ABSTRACT

Children’s television culture is quite different from the shared values of adult television culture. As Buckingham points out, children’s television is “not produced by children, but for them” and as such children’s television is often more a “reflection” of adult “interests or fantasies or desires” (1995, p. 47) and their view of childhood, rather than what children would choose themselves. This is a television culture where one group (adults) create content for another group (children), who have little or no say about what is produced for their benefit. Indeed children’s television culture invariably mirrors the commercial motivations and/or concerns and beliefs held by adults, and the key players in defining this culture are those who work in the children’s television industry.

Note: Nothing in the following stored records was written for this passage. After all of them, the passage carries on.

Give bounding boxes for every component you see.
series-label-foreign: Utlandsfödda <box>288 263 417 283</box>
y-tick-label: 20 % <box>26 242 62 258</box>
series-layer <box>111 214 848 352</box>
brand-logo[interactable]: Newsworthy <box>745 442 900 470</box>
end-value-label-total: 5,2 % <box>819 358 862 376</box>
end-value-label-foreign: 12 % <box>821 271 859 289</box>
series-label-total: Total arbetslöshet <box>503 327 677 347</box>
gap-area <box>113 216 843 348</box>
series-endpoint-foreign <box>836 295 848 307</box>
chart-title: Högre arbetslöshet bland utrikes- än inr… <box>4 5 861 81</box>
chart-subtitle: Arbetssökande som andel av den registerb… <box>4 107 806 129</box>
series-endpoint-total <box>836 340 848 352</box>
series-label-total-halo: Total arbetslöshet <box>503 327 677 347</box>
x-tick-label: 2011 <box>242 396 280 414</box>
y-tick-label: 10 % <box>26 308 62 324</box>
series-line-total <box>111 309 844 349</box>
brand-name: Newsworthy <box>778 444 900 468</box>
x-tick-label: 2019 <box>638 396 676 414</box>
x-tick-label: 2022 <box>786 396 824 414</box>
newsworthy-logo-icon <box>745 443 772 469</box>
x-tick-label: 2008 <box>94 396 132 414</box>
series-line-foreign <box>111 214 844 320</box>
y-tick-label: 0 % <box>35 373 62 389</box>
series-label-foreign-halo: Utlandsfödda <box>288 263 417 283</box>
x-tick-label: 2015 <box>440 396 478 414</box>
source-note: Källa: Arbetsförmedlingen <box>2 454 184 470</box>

A second important observation is that children’s television culture, which is not that old, is

one of the most globalized forms of television, seemingly dominated by US-based transnational corporations and animation, conceived for North American audiences. For reasons of space this short article concentrates on the development of children’s television culture in the US and Western Europe, because the US is a key source of children’s programming around the world, and because Europe has been a key recipient of this content. Television content dedicated to children as a “special” audience, “with distinctive characteristics and needs” (Buckingham, 2005, p. 468) did not emerge in these countries until after 1945. Initially provision was patchy and limited to short blocks on generalist television channels at times when more valuable adult audiences were not available. Yet the advent of multichannel, multiplatform services from the 1980s onwards has created a large contemporary children’s television culture, based around dedicated children’s channels and programming that is at once transnational and local in its content, audiences and industry structures. In this chapter I will explore the connections between industry, content and audiences that define children’s television culture.